IE7's content negotiation appears slightly broken. While checking out my web site in IE7, I clicked on the Card Games link on my home page (under Widgets), and was presented with only the widget screenshot JPG. Ok, I'll rewind a bit for some background.

The /widgets/ directory contains (among other things) card-games.html and card-games.jpg. The HTML file refers to the JPG file to show a screenshot of the widget. The home page links to /widgets/card-games (no extension), which Apache (using MultiViews) usually resolves to card-games.html. Actually, Apache's content negotiation relies on what the browser declares as its preferred formats. It's a conceptually simple idea but not at all straightforward in practice.

Firefox uses an HTTP Accept: header with a higher q value for text/html than for image/jpeg. IE7 asks for all kinds of formats without specifying any q values at all. Whatever Apache is doing, it seems to be selecting the card-games.jpg file when IE7 asks for the /widgets/card-games URL.

The weird thing is, after clicking on Card Games from the home page in IE7 and getting only the screenshot, pressing Reload causes Apache to serve the card-games.html file and all appears well.

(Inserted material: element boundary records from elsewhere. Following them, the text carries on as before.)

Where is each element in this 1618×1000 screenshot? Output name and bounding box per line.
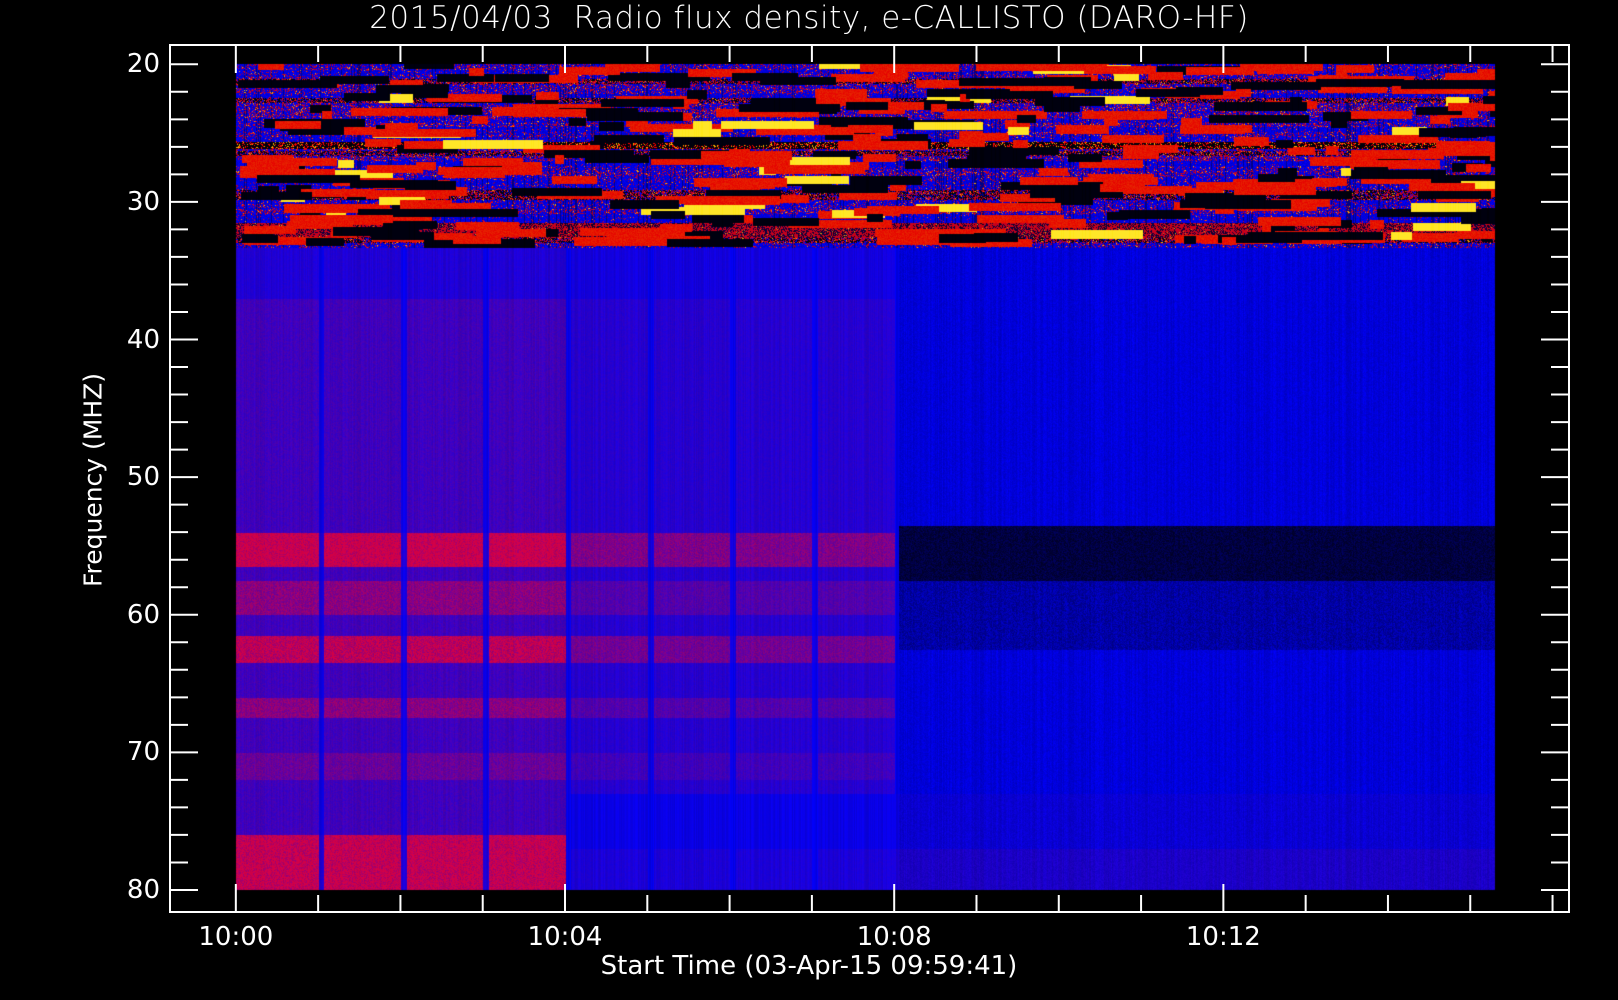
y-tick-label: 70 (126, 737, 160, 768)
x-tick-label: 10:00 (198, 922, 274, 952)
x-tick-label: 10:04 (527, 922, 603, 952)
x-axis-label: Start Time (03-Apr-15 09:59:41) (600, 951, 1018, 981)
y-tick-label: 30 (126, 186, 160, 217)
y-tick-label: 80 (126, 874, 160, 905)
y-tick-label: 20 (126, 49, 160, 80)
y-axis-label: Frequency (MHZ) (78, 372, 108, 588)
chart-title: 2015/04/03 Radio flux density, e-CALLIST… (369, 0, 1249, 36)
plot-frame (169, 44, 1570, 913)
plot-axes (169, 44, 1570, 913)
y-tick-label: 60 (126, 599, 160, 630)
x-tick-label: 10:12 (1185, 922, 1261, 952)
y-tick-label: 40 (126, 324, 160, 355)
x-tick-label: 10:08 (856, 922, 932, 952)
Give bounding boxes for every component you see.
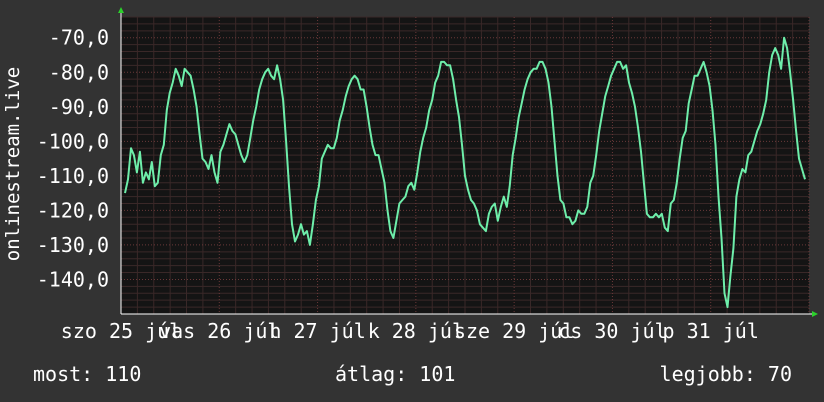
chart: -70,0 -80,0 -90,0 -100,0 -110,0 -120,0 -130,0 -… [0,0,824,402]
y-tick-label: -110,0 [37,164,109,188]
current-value-label: most: 110 [33,362,142,386]
x-tick-label: p 31 júl [663,319,759,343]
y-tick-label: -70,0 [49,26,109,50]
y-axis-label: onlinestream.live [2,67,24,261]
y-tick-label: -80,0 [49,60,109,84]
x-tick-label: sze 29 júl [454,319,574,343]
y-tick-label: -100,0 [37,129,109,153]
x-tick-label: cs 30 júl [558,319,666,343]
y-tick-label: -130,0 [37,233,109,257]
best-value-label: legjobb: 70 [659,362,792,386]
x-tick-label: h 27 júl [269,319,365,343]
x-tick-label: vas 26 júl [159,319,279,343]
y-tick-label: -140,0 [37,267,109,291]
y-tick-label: -120,0 [37,198,109,222]
average-value-label: átlag: 101 [335,362,456,386]
x-tick-label: k 28 júl [368,319,464,343]
y-tick-label: -90,0 [49,95,109,119]
x-tick-labels: szo 25 júlvas 26 júlh 27 júl k 28 júlsze … [61,319,759,343]
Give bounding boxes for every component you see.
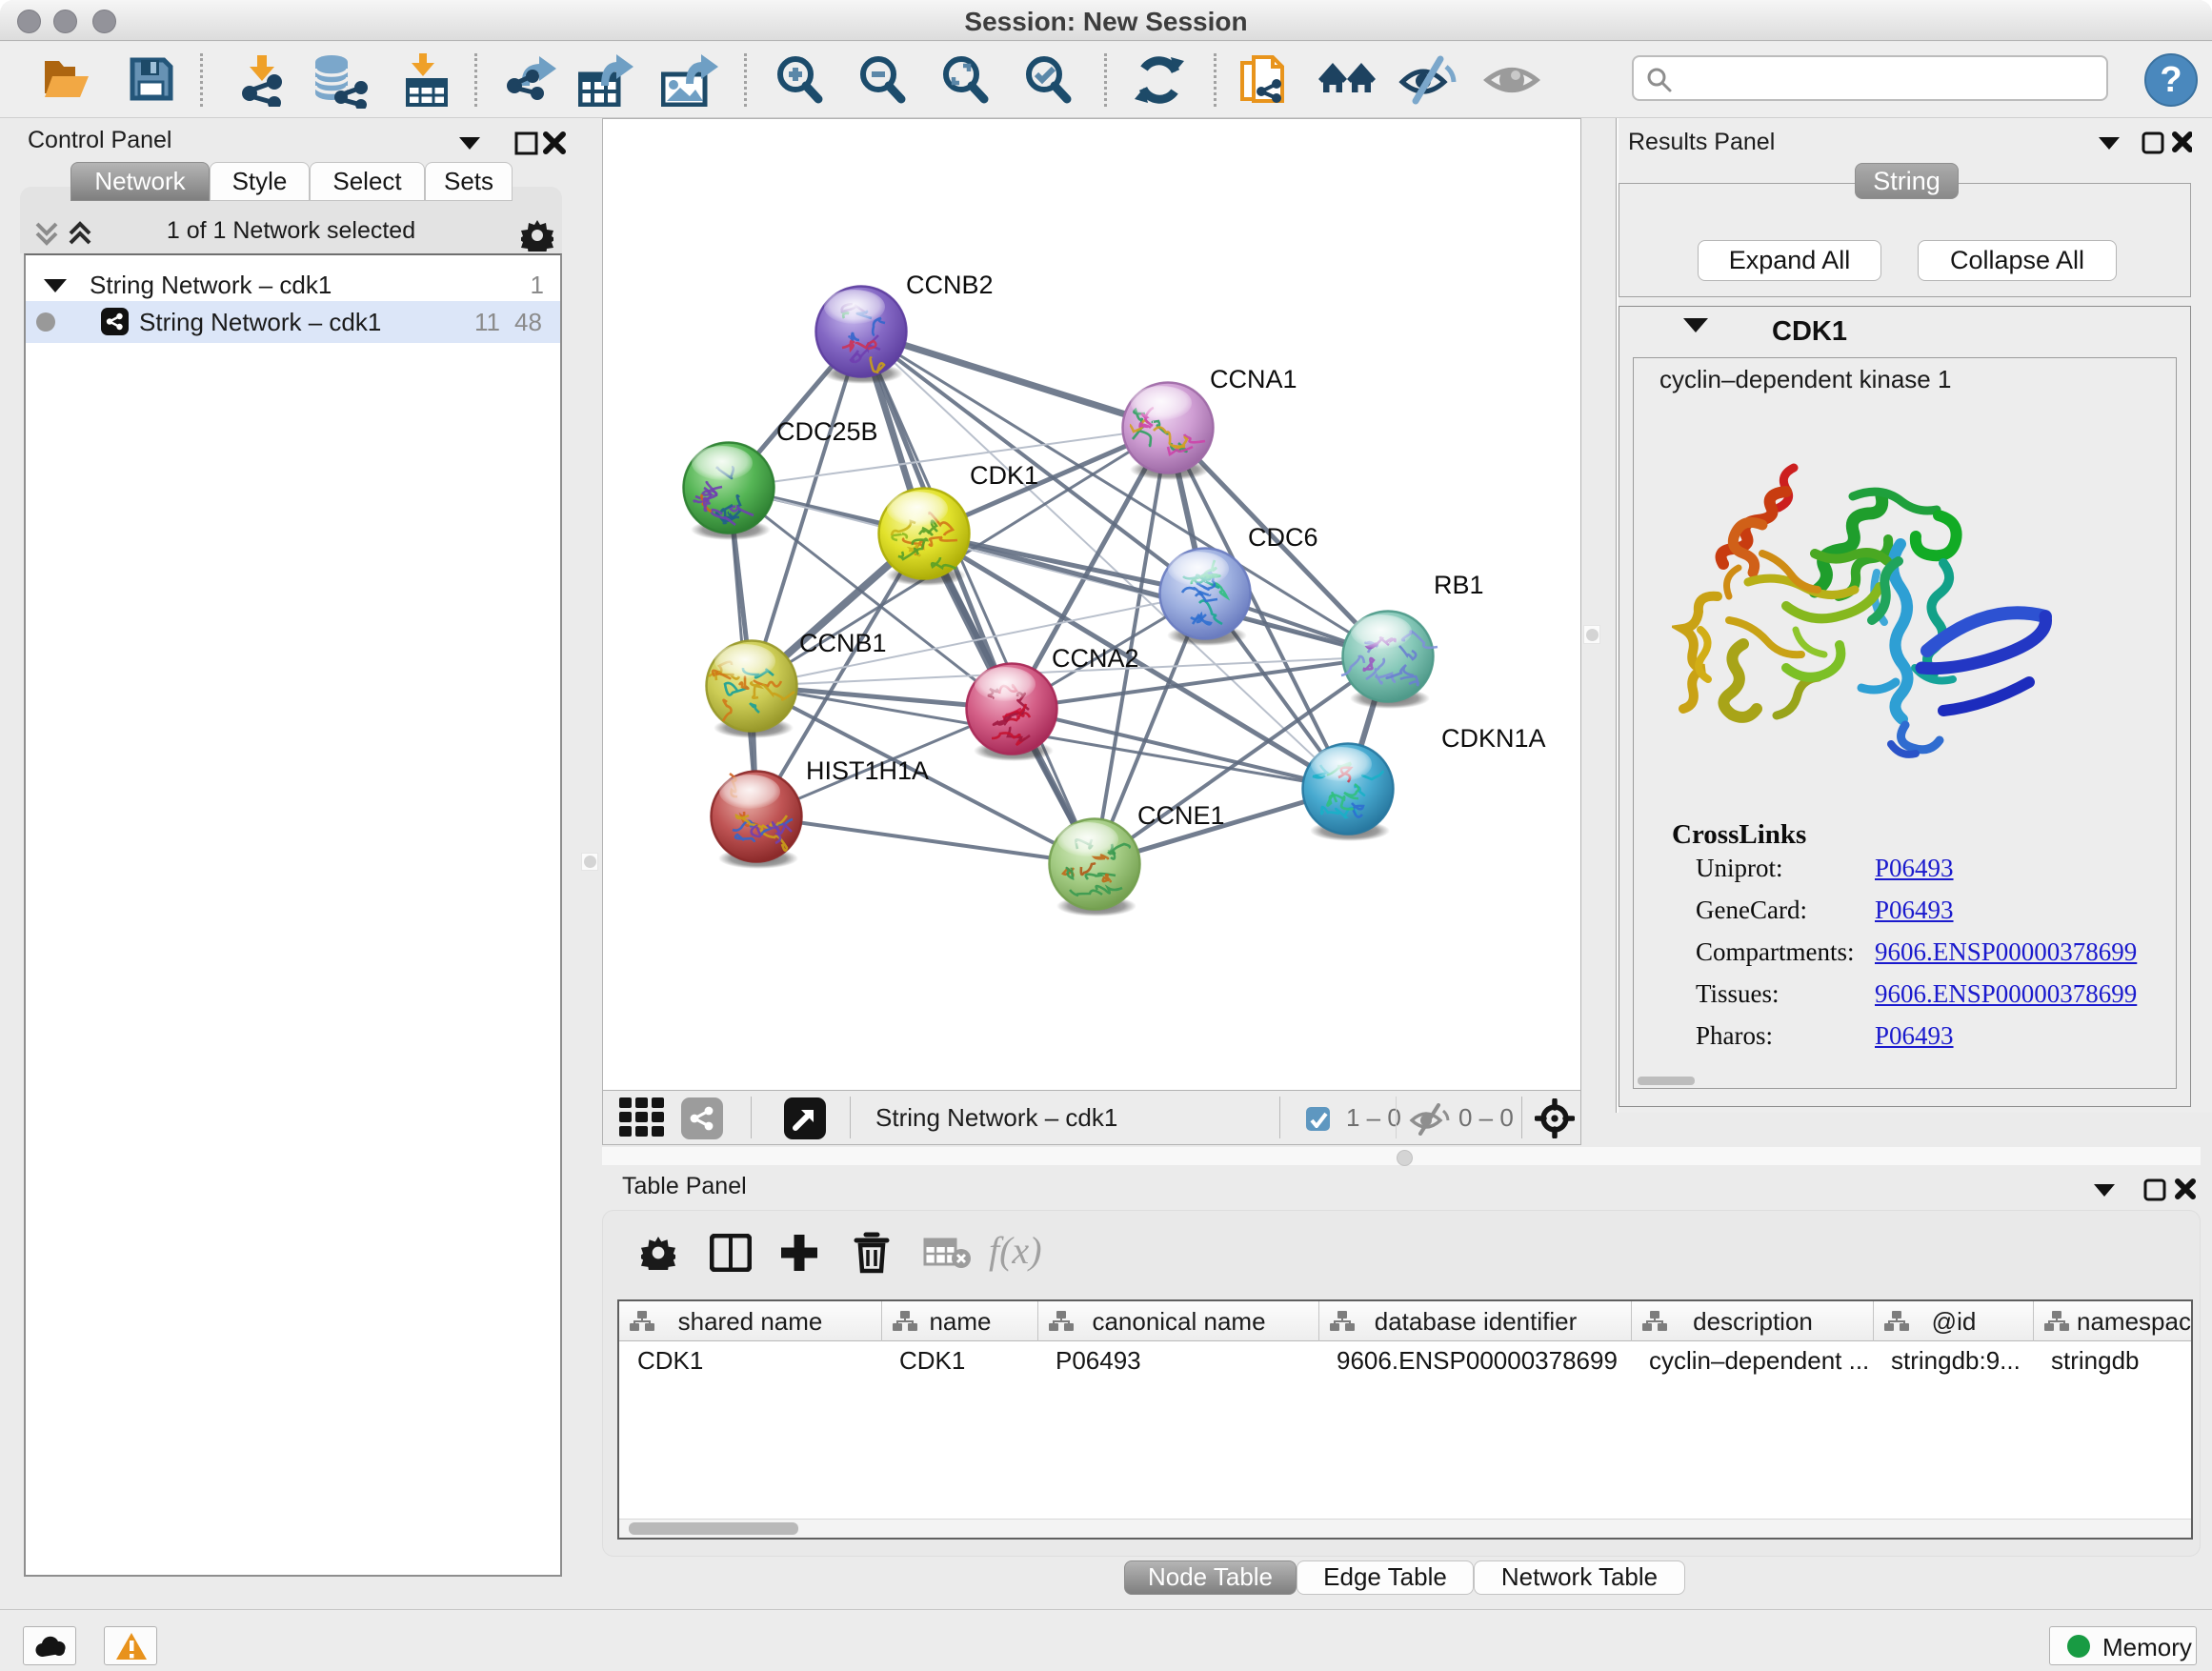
svg-text:CDC25B: CDC25B <box>776 417 878 446</box>
svg-text:CCNA2: CCNA2 <box>1052 644 1139 673</box>
svg-text:CCNE1: CCNE1 <box>1137 801 1225 830</box>
svg-text:CDC6: CDC6 <box>1248 523 1318 552</box>
svg-text:RB1: RB1 <box>1434 571 1484 599</box>
svg-text:HIST1H1A: HIST1H1A <box>806 756 929 785</box>
svg-text:CDKN1A: CDKN1A <box>1441 724 1546 753</box>
svg-text:CCNA1: CCNA1 <box>1210 365 1297 393</box>
svg-text:CCNB2: CCNB2 <box>906 271 994 299</box>
svg-text:?: ? <box>2160 60 2182 100</box>
svg-text:CCNB1: CCNB1 <box>799 629 887 657</box>
svg-text:CDK1: CDK1 <box>970 461 1038 490</box>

I suppose what I need to do is rename the screenshot file so it's called card-games-screenshot.jpg or something, or put it in a different directory from the HTML file. The presence of both a .html and a .jpg file in the same directory, that are not different representations of the same content, appears to go against the spirit of content negotiation.

I came up with a wizardous unix command line to find files that might be subject to content negotiation problems, which I'd like to share:

for a in `find . -type d`; do ls $a|sed -e "s#^#$a/#"|sed -e 's/\.[^.]*$//'|uniq -c; done|grep -v '^ *1'|less

Comprehension and use of the above is left as an exercise for the reader.